Bertels’s smile vanished. “If you’ll follow me.”

Inside the elevator, he made a second attempt at conversation. “I understand you’ll be spending some time in France. Any part of the country in particular?”

“That’s confidential, as I’m sure you know. We don’t advertise our snap inspections. Especially after the incident in London two days ago.”

“In London?”

Emma coughed and looked away. She had her confirmation that word about the stolen codes had not yet spread. As expected, the theft was treated as an internal matter to be settled between the IAEA and the power providers themselves-in France’s case, Électricité de France. No outside firms were to be made privy. It was too big a secret.

“What happened in London?” Bertels persisted. “Was it the car bomb aimed at Ivanov? I had calls all day about it.”

“I can’t comment on that. Should they concern you, you’ll be made aware of any developments sooner rather than later.”

The elevator opened. Smoked-glass doors governed entry to the offices. Bertels placed his palm on a biometric scanner. The pinlight flashed from red to green. He stated his name. A second pinlight glowed green. There was an audible click as the lock disengaged. Bertels opened the door. “This way.”

Emma took note of the enhanced security measures. A palm scanner coupled with voice-print analysis was new, and anything new was problematic. She followed Bertels down a busy hallway. The executive’s office was large and neatly furnished, with a view of the Eiffel Tower and, beyond it, the Champ de Mars, Les Invalides, and Notre Dame.

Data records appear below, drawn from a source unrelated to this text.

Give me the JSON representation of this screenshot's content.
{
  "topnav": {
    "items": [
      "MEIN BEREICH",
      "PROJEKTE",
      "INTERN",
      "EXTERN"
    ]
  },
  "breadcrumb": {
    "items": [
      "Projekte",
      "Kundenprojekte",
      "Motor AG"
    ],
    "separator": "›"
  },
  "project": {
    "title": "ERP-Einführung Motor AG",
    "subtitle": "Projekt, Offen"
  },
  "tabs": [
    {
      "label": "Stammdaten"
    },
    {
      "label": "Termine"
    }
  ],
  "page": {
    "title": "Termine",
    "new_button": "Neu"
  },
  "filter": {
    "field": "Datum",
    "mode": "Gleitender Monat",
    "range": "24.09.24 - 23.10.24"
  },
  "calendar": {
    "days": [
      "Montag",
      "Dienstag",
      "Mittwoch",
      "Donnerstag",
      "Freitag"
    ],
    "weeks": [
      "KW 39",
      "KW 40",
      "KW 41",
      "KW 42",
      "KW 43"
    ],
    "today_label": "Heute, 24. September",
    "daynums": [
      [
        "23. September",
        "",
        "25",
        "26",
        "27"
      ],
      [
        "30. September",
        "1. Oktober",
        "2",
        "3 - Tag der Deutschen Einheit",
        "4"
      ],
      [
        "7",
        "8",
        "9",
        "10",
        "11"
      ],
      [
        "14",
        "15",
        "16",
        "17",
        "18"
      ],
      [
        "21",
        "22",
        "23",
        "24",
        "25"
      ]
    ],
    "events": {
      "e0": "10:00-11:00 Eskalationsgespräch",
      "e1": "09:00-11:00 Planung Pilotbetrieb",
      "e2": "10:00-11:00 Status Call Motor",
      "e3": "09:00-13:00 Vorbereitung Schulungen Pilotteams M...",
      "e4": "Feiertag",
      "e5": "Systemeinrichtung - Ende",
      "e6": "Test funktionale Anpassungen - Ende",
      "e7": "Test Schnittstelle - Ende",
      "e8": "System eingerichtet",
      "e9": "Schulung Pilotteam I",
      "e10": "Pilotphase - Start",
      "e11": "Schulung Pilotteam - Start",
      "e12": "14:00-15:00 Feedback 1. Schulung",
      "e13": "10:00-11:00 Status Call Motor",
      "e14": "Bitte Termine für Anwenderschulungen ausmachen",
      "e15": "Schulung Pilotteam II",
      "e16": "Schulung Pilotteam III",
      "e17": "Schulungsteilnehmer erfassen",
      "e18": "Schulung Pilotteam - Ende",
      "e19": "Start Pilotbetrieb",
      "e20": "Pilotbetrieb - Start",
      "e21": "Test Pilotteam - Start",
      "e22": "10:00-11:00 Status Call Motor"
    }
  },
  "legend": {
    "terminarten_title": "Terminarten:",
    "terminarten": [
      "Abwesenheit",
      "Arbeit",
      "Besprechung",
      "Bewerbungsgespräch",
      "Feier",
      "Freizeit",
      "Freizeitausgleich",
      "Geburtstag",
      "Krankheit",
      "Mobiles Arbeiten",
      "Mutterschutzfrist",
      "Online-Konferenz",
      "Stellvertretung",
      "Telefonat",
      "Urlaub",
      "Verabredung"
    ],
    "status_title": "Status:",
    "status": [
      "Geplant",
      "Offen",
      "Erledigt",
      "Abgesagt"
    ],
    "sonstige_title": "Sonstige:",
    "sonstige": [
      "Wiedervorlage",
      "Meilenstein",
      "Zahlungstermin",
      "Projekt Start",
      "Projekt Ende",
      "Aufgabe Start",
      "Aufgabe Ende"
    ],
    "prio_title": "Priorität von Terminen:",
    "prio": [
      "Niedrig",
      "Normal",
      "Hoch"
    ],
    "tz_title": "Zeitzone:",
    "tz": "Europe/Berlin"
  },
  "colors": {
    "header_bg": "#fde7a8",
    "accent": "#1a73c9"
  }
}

“I’ve received your vitals from Vienna,” said Bertels, taking a seat behind his chrome-and-glass desk. “I took the liberty of filling out the paperwork in advance. If you’d just read it over and double-check everything to make sure I haven’t made any errors.”

Emma slipped on a pair of reading glasses and brought the folder onto her lap. The form carried the logo of Électricité de France, the corporation that managed France’s nuclear plants, and was labeled “Application for General Worker Identification Card.” Within the industry, the card was known as a nuclear passport. With it, one was able to enter any facility without prior notification or escort. The nuclear industry was highly specialized. Engineers often traveled between facilities to practice their particular specialties. An engineer trained to power up and power down a plant could expect to visit ten plants in one year. A software engineer in charge of IT, more than that. It was too costly in terms of time and money for each individual facility to conduct its own background checks on each of its workers. Hence, anyone desiring to work in the French nuclear industry was vetted by INSC and issued a blanket clearance that allowed him or her admittance into any of the country’s nuclear plants. Hence the term “passport.”